Shady Rest Golf and Country Club opened in 1921 and operated as the first Black-owned country club in the United States until 1938, hosting such historic luminaries as W.E.B. Du Bois, Althea Gibson, and Joe Louis, in addition to performers such as Count Basie, Duke Ellington, Ella Fitzgerald, Billie Holiday, and Sarah Vaughn.
It was also the home course of John Shippen, Jr., the first U.S.-born golf professional and first Black golf professional.
“With the proud tag line ‘A Place For Us,’ and having been listed in the Negro Motorist Green Book, it was a hub of Black society with far-reaching renown,” said Michele Saliola, an advisory member of the Preserve Shady Rest Committee.
Despite this rich history, the site and its countless stories have nearly been lost on more than one occasion.
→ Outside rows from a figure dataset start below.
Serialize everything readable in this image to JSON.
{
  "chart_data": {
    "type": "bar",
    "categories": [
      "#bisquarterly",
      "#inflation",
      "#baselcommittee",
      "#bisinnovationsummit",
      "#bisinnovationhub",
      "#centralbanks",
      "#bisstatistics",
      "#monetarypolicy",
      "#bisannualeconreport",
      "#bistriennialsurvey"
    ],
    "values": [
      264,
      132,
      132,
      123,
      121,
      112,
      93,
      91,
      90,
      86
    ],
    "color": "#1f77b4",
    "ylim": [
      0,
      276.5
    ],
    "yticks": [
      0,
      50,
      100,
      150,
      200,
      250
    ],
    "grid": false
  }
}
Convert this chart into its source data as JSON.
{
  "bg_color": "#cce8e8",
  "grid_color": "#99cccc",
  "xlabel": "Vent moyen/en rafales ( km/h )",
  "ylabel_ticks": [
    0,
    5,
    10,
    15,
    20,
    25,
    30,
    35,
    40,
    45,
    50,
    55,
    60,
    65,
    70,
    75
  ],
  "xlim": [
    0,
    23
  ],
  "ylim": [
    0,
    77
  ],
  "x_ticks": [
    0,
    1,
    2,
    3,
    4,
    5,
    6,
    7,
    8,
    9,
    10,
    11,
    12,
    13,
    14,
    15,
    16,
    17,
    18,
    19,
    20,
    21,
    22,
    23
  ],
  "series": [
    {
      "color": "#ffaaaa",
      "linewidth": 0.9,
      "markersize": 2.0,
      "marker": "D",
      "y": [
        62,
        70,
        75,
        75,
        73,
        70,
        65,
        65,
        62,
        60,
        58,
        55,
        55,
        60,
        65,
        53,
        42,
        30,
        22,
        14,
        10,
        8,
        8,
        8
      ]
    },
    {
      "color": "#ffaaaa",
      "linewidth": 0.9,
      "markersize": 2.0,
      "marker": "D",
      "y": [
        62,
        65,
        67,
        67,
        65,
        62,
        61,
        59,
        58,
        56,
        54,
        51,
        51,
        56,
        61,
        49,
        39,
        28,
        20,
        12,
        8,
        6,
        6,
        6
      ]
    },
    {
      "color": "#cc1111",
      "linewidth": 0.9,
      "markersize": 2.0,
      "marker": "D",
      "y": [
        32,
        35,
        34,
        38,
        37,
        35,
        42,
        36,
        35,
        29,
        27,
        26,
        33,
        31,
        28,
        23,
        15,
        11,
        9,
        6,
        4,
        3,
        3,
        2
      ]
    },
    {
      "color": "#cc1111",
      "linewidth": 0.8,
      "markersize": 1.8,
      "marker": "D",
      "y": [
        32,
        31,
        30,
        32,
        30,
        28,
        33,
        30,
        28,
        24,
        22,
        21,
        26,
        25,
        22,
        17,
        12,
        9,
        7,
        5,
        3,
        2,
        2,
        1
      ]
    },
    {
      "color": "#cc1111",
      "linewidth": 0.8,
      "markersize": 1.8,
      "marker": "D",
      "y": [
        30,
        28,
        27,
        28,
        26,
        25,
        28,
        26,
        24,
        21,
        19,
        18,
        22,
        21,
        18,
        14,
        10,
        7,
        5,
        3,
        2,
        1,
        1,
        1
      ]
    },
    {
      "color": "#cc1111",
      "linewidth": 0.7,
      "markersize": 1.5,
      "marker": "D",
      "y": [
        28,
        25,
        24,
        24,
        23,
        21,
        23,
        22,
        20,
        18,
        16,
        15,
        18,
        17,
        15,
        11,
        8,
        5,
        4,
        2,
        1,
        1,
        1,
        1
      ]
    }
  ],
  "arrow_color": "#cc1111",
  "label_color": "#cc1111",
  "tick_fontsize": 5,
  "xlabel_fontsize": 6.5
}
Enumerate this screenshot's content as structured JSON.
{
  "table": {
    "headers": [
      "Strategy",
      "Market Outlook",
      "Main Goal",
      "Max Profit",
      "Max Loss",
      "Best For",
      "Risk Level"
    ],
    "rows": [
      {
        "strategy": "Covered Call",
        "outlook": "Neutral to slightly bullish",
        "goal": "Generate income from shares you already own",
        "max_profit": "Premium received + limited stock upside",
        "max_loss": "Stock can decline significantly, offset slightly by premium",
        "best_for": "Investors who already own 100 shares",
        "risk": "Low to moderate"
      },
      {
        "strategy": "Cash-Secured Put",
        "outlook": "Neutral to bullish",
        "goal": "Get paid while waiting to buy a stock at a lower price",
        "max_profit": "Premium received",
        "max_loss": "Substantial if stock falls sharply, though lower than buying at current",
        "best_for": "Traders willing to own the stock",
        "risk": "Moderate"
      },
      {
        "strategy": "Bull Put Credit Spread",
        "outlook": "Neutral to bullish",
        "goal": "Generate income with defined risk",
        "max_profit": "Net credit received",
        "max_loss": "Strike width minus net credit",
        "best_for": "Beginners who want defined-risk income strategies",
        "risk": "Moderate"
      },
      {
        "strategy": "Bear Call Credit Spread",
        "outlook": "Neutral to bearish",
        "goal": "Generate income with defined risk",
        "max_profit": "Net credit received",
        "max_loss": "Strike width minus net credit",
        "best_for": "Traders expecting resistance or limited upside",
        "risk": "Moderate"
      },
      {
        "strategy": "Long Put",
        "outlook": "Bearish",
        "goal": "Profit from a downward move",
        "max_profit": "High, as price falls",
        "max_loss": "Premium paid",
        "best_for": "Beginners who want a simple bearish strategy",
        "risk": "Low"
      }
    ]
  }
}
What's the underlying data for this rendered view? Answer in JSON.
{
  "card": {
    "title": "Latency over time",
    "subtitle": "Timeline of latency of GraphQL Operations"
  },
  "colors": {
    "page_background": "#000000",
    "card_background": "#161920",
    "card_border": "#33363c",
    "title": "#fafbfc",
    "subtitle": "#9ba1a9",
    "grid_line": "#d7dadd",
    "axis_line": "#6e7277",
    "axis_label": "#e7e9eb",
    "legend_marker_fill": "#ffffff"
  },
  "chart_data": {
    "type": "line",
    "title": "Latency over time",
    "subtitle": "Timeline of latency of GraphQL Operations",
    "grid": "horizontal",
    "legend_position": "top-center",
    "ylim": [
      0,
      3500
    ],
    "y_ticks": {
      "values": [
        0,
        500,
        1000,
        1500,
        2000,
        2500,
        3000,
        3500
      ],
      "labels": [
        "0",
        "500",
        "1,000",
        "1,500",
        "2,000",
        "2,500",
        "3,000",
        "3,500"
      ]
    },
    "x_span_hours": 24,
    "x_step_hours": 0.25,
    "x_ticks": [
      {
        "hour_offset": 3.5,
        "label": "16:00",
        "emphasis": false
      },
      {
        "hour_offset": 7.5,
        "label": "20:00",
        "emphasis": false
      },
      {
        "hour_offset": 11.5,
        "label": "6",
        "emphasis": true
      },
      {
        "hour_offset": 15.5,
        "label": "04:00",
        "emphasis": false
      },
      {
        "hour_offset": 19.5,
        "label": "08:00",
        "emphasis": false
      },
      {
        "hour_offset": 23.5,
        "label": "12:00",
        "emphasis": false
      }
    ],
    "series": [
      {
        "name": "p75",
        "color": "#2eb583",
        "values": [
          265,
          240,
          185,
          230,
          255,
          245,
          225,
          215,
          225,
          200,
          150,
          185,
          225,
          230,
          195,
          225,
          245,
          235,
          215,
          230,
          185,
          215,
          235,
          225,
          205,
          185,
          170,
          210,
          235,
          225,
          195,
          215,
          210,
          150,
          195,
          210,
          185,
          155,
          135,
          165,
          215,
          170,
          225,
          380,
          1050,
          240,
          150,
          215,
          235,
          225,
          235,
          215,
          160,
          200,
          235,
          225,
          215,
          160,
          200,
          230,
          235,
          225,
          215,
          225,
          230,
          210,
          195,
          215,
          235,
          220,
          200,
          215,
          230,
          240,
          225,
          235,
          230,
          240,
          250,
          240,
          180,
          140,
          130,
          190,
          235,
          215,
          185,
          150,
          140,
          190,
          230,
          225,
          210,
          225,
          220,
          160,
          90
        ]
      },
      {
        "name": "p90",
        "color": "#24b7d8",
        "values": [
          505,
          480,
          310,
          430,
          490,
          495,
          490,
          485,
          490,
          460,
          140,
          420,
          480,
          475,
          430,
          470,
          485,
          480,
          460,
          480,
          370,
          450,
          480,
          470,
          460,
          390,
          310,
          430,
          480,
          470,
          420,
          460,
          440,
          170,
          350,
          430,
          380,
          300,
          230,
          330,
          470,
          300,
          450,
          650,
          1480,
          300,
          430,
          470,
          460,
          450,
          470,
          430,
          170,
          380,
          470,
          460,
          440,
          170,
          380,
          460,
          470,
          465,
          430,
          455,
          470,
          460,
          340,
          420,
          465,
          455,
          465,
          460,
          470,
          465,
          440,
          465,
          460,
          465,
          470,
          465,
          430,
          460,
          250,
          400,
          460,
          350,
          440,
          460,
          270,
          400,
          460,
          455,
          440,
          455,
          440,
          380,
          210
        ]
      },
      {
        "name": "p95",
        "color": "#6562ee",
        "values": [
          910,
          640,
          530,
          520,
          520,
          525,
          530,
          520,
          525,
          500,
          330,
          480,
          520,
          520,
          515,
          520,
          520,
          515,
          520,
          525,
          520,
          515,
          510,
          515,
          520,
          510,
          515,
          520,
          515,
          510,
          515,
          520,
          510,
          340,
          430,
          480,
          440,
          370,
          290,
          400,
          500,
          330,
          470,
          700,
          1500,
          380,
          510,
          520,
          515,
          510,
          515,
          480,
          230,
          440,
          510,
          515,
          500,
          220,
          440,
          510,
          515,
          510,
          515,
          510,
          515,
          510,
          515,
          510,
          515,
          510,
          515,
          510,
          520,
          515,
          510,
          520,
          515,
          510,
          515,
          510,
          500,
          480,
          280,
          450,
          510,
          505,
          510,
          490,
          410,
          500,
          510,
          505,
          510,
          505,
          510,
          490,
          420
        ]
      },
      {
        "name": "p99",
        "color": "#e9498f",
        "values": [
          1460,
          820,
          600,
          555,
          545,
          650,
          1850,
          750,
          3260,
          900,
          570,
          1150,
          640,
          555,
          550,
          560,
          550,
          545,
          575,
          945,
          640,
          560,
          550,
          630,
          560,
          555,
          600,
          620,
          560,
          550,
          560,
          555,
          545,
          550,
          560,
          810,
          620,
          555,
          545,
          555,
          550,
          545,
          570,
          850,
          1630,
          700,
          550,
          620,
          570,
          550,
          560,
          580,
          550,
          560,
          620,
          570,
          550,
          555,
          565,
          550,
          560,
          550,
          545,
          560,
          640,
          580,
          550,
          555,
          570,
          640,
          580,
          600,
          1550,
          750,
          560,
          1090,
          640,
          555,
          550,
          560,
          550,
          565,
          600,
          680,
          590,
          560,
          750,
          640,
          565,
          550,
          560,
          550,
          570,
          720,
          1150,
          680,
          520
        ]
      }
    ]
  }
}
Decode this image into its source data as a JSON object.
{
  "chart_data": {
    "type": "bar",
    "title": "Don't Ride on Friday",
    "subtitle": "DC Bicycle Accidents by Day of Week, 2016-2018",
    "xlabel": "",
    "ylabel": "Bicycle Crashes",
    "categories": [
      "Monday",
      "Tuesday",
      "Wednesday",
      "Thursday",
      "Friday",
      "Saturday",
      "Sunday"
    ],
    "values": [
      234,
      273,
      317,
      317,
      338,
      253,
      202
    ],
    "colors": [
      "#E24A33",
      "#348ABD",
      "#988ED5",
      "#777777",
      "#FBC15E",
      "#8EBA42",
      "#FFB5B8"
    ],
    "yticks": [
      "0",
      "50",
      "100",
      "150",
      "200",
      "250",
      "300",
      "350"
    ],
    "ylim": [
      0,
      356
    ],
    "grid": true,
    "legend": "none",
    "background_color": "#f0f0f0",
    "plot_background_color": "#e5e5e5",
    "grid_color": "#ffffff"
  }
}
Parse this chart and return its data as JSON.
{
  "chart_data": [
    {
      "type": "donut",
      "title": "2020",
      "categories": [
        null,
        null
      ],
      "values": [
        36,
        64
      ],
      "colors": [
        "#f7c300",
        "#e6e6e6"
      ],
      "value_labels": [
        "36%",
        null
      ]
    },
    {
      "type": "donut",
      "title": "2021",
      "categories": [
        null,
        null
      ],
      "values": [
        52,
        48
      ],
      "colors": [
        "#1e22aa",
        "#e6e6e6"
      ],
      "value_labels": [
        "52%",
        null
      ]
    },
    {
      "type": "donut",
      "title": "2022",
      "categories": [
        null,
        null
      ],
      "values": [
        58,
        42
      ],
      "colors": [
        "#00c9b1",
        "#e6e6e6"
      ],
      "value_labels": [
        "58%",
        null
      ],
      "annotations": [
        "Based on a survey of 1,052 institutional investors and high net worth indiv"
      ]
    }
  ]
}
Facing financial problems in the late 1930s, the country club was acquired by the Township of Scotch Plains but was allowed to continue operations. Later in the 1960s, the facilities were converted to a public golf course and renamed Scotch Hills Country Club. Still, the site stood, and many locals continued to refer to it as “Shady Rest.”
In 2013 the Township announced well-intentioned plans to modernize the course, a plan which called for the demolition of the historic site.
“In response, a group of multi-generational residents whose personal stories intertwined with Shady Rest’s complex history, organized protests and forced public debate on the future of the clubhouse,” said Saliola. “Their collective efforts succeeded in preventing its demolition and reaffirmed its importance to residents of diverse ethnic backgrounds.”
After this initial success, a dedicated group of volunteers formally established the Preserve Shady Rest Committee as a 501(c)(3) organization in 2014, aiming to raise awareness of Shady Rest’s historical significance and ensure its future as a public resource and source of local pride.
Since then, the organization has worked with the Township to complete many needed renovations and improvements. In 2022 it achieved an important goal in being named to both state and national historic registers. It also succeeded in restoring the site’s original name, in coincidence with the site’s 100th anniversary.
Next up for the organization is to create an inclusive master plan for the historic interpretation and public experience of Shady Rest.
To get a jump start on the project, the organization participated in the 2023 cohort of NJCH’s Community History Program, during which it assembled specialists to begin research, assessment, and preparation of an interpretation plan.
“Participating in the Community History Program was a great reminder that history is personal, and that storytelling happens from person to person,” Saliola said.
With $15,000 in Incubation Grant funding from NJCH, the committee will work with experts to devise a comprehensive plan to guide its work from 2025-2028, hopefully laying the groundwork for the site’s next century of history to be made.
“Shady Rest is a beloved sporting and recreational resource in the culturally diverse community of Scotch Plains. And yet its historical significance is lesser known,” Saliola said. “Recognizing, recording, and retelling individual experiences—that is how our stories become history.”